Prefeito Silveira é acusado pela oposição de usar comissionados em prol de interesses eleitorais
A edição do Jornal Oficial do Município (JOM), com data de 14 de setembro de 2016, publica 63 atos de exoneração e nomeação de detentores de cargos comissionados. Não chamaria tanta atenção não fosse o período eleitoral e a desconfiança de que a caneta do prefeito Silveira Júnior (PSD), candidato à reeleição pela coligação Liderados pelo Povo, está sendo usada de acordo com interesses meramente eleitorais.
Foram 37 exonerações e 26 nomeações de cargos em áreas vitais da administração pública, como Saúde e Educação. No Palácio da Resistência, o assunto é tratado de forma silenciosa, mas nos bastidores da campanha eleitoral, a “dança das cadeiras” é vista como consequência da corrida pelo voto.
Coincidência, ou não, os novos atos foram assinados no momento em que a candidatura de Silveira perde apoio de candidatos a vereador de partidos aliados, como PRB, PMN e PV. Não há como provar a ligação dos servidores exonerados com os apoiadores que abandonaram o palanque oficial, mas também não há justificativa para o troca-troca de detentores de cargos comissionados.
Para se ter ideia, antes das novas publicações, o prefeito já havia assinado 344 atos de nomeação e exoneração, distribuídos nas edições do JOM de 5 de julho a 26 de agosto. Somados aos 63 atos da última edição, chega-se ao montante de 407 atos.
Esse volume não apenas chama atenção, mas desafia a legislação eleitoral, que proíbe a nomeação e/ou exoneração sem justa causa no período de campanha.
Veja o que diz a lei 9.504/1997, artigo 73, incisos V e VI, alínea a): "É vedado três meses antes das eleições: nomear, contratar ou de qualquer forma admitir, demitir sem justa causa, suprimir ou readaptar vantagens ou por outros meios dificultar ou impedir o exercício funcional e, ainda, ex officio, remover, transferir ou exonerar servidor público, na circunscrição do pleito, até a posse dos eleitos, sob pena de nulidade de pleno direito."

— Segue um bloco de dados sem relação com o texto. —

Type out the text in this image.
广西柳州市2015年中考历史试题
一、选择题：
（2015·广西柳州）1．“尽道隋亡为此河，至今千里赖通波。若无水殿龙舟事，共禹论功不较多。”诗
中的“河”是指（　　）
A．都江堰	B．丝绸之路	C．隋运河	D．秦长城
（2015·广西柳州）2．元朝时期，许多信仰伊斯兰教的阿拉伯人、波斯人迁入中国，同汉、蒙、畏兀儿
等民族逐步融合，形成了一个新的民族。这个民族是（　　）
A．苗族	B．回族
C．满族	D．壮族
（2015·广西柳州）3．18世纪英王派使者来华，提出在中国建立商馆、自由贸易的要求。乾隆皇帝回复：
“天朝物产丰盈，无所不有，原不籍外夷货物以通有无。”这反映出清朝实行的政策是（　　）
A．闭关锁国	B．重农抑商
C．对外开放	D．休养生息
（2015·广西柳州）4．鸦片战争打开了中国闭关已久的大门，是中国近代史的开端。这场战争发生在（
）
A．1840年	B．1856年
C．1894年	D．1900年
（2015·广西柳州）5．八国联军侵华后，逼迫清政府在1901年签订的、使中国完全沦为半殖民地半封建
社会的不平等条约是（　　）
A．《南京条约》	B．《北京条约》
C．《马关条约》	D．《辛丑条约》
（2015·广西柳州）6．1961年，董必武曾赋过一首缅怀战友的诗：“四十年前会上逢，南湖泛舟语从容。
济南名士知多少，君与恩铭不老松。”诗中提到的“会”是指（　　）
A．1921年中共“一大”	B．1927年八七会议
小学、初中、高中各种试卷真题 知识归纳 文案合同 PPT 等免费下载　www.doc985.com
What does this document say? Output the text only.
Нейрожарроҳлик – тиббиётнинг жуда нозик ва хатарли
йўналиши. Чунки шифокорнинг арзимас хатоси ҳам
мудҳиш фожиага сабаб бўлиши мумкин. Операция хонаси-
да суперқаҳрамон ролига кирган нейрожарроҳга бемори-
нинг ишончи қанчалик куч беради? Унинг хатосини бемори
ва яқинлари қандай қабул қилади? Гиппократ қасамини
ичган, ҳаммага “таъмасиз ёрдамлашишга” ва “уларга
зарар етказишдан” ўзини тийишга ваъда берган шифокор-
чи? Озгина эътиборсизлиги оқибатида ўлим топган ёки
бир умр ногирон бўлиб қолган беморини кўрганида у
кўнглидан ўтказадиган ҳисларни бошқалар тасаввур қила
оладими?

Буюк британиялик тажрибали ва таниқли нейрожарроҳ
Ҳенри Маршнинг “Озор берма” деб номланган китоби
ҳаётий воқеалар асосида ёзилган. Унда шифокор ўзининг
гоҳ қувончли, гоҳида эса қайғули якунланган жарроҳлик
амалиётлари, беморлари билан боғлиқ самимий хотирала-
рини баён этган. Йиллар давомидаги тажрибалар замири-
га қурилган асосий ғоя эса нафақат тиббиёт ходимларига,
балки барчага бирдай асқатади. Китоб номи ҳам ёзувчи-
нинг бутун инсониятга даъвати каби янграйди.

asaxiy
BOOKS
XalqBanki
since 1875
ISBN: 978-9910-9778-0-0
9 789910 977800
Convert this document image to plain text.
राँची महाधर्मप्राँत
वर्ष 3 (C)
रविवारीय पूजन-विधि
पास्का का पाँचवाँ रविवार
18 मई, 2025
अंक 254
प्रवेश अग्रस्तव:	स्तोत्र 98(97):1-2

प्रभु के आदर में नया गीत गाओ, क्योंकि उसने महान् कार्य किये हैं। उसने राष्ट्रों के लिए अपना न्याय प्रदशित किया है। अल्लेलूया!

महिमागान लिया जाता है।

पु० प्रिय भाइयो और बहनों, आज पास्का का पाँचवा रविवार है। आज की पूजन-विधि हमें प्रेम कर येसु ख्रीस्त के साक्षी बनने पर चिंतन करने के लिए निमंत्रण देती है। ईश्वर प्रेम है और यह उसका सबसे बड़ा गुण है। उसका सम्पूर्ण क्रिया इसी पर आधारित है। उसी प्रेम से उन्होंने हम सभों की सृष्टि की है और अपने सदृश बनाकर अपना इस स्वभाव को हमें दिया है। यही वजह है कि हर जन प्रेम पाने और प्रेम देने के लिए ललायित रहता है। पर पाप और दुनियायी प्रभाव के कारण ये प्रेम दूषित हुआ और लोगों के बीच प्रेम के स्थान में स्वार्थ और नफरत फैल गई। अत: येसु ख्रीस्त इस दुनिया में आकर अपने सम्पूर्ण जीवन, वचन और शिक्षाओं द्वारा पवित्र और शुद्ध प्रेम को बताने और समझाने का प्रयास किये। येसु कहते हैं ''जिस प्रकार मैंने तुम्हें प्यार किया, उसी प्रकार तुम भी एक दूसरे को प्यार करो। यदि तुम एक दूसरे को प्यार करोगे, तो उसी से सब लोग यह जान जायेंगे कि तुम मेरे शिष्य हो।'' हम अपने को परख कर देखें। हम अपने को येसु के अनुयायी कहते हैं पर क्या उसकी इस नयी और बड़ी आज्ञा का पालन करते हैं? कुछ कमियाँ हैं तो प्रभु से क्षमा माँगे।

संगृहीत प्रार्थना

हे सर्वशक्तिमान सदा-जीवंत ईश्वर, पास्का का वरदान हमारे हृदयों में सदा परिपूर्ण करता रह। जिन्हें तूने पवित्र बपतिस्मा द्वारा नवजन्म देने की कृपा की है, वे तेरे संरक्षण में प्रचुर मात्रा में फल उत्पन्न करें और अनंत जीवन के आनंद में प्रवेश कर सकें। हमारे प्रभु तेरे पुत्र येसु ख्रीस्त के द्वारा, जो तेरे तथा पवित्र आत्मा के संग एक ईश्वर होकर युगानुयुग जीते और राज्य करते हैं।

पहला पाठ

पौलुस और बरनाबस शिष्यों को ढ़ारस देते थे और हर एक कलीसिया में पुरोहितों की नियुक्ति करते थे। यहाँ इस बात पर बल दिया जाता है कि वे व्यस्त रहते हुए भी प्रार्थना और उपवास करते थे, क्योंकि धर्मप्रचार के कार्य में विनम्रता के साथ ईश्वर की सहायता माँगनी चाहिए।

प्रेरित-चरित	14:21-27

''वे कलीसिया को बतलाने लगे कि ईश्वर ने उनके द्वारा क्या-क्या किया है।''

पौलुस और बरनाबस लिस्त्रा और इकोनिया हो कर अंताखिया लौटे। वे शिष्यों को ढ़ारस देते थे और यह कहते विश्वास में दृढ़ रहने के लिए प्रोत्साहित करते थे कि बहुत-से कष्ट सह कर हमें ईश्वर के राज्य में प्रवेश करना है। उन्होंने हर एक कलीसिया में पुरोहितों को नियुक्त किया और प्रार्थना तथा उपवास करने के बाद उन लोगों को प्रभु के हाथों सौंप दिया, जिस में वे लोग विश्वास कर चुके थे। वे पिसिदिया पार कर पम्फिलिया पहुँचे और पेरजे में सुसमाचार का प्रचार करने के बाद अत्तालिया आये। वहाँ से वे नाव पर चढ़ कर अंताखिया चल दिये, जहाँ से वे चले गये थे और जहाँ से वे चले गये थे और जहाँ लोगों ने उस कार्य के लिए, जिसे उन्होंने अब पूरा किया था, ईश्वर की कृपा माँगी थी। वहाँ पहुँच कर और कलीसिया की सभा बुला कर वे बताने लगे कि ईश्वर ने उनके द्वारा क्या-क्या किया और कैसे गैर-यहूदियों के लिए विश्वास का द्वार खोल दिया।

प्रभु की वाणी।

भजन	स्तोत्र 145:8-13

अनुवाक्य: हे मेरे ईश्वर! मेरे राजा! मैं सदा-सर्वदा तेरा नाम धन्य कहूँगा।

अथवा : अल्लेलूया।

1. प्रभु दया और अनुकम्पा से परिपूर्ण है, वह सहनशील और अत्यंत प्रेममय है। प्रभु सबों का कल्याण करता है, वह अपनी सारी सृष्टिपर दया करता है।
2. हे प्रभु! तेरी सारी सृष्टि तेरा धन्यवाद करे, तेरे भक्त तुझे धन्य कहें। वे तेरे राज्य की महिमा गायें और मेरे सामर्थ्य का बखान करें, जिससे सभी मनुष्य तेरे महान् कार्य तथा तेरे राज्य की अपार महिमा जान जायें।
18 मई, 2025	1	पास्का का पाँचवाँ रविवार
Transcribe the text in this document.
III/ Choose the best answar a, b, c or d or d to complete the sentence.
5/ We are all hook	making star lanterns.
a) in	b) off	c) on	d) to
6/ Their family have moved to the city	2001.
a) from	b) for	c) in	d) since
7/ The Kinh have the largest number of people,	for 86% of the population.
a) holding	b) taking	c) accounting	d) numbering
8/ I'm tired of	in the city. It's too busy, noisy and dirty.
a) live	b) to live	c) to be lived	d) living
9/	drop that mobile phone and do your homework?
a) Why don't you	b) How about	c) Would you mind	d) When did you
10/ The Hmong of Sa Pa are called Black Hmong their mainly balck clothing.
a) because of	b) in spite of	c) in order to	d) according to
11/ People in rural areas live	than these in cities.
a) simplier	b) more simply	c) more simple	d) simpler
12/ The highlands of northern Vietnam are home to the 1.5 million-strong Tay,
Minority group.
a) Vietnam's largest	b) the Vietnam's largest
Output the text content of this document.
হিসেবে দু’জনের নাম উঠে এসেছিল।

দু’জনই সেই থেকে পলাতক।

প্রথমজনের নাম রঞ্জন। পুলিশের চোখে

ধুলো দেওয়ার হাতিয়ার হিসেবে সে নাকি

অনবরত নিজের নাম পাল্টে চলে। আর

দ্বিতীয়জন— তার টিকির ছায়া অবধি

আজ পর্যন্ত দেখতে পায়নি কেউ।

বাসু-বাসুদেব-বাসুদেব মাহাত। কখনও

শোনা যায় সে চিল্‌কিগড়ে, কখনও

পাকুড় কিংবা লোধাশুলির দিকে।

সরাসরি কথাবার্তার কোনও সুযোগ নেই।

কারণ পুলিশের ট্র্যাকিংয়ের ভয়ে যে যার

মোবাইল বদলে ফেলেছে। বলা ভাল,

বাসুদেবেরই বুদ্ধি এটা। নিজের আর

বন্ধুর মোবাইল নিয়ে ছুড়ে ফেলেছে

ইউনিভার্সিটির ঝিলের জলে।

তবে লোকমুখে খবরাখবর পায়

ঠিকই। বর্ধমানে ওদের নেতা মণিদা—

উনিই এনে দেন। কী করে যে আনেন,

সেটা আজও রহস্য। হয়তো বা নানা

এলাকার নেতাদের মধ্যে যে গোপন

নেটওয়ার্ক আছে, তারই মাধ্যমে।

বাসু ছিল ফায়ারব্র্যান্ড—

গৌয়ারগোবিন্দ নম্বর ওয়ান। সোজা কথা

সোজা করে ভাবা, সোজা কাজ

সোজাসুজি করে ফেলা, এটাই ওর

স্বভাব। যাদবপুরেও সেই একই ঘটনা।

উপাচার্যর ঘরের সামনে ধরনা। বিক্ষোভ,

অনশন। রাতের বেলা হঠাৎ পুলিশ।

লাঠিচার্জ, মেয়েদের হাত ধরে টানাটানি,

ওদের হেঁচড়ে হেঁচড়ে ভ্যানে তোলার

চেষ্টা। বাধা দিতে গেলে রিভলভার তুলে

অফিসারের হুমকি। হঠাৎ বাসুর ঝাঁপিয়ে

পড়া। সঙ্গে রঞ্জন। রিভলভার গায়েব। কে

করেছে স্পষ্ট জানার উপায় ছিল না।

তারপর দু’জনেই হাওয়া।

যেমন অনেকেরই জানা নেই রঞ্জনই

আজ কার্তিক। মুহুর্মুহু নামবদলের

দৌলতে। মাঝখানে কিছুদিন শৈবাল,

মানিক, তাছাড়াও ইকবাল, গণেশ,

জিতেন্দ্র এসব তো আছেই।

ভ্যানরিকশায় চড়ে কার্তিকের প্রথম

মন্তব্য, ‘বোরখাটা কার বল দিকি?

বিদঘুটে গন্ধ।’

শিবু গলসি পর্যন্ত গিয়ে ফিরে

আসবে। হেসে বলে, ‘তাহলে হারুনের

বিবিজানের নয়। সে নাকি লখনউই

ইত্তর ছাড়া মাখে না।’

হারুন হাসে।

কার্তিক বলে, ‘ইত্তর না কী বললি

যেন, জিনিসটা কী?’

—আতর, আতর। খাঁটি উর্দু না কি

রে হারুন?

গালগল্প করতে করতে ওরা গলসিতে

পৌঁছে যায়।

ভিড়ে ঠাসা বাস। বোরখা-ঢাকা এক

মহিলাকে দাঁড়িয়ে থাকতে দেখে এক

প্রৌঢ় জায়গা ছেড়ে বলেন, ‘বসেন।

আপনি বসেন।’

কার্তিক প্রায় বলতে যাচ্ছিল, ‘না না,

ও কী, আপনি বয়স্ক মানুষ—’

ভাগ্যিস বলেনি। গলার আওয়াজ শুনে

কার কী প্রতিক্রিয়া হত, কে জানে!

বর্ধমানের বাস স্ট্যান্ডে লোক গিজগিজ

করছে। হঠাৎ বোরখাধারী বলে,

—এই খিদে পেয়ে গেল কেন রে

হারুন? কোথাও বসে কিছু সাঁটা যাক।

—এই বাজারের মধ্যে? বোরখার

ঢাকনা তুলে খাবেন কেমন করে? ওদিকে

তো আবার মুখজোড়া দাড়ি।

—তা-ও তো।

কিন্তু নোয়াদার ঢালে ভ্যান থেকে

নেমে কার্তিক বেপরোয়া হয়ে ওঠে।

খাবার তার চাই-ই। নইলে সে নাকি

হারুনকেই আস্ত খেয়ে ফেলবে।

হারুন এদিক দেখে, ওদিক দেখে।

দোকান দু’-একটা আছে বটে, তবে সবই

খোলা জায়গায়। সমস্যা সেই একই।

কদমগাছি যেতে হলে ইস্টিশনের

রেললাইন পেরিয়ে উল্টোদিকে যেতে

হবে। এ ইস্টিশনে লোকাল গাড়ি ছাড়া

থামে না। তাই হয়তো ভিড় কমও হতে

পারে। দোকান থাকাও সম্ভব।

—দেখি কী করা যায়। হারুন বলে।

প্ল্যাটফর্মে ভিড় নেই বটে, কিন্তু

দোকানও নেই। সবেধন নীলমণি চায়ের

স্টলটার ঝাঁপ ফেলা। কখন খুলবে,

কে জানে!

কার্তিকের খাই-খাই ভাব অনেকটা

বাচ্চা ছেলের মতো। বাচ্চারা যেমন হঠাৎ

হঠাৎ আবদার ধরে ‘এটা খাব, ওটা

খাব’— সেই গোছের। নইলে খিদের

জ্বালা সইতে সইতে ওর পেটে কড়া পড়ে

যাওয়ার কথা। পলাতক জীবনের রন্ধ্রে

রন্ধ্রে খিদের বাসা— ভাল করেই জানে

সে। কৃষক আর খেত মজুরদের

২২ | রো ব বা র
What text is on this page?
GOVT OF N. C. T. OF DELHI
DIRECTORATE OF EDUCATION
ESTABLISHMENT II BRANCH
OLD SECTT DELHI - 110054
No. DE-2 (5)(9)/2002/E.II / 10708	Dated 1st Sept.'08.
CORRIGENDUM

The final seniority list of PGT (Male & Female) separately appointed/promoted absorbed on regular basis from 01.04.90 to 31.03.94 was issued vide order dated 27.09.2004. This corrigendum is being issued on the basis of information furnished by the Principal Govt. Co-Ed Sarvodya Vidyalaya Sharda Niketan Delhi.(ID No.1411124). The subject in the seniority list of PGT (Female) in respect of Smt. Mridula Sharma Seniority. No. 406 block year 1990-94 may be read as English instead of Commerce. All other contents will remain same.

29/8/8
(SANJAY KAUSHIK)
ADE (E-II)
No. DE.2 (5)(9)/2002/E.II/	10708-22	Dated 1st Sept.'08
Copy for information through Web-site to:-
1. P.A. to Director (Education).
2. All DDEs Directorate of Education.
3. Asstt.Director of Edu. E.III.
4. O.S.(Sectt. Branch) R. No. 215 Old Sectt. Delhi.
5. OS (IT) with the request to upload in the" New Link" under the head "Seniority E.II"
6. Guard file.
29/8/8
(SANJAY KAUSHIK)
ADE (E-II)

É verdade que os cargos comissionados não são amparados pela lei, porém a forma como o prefeito Silveira tem exonerado e admitido foge de qualquer lógica aceitável, até porque cria dificuldade para a conduta dos serviços públicos, além de a administração não ter necessidade de tirar e colocar servidores em grande escala na reta final da atual gestão.

O JORNAL DE FATO já havia publicado reportagem sobre o assunto, na edição do dia 4 de setembro. Na oportunidade, o vereador Lairinho Rosado (PSB), líder da oposição na Câmara, levantou suspeita: “É um verdadeiro festival de uso eleitoral da estrutura da Prefeitura, com essas nomeações e exonerações de acordo com a opção política de cada um”, disse. “A sociedade, o Ministério Público e a Justiça Eleitoral não podem fechar os olhos para o que está acontecendo”, sugeriu.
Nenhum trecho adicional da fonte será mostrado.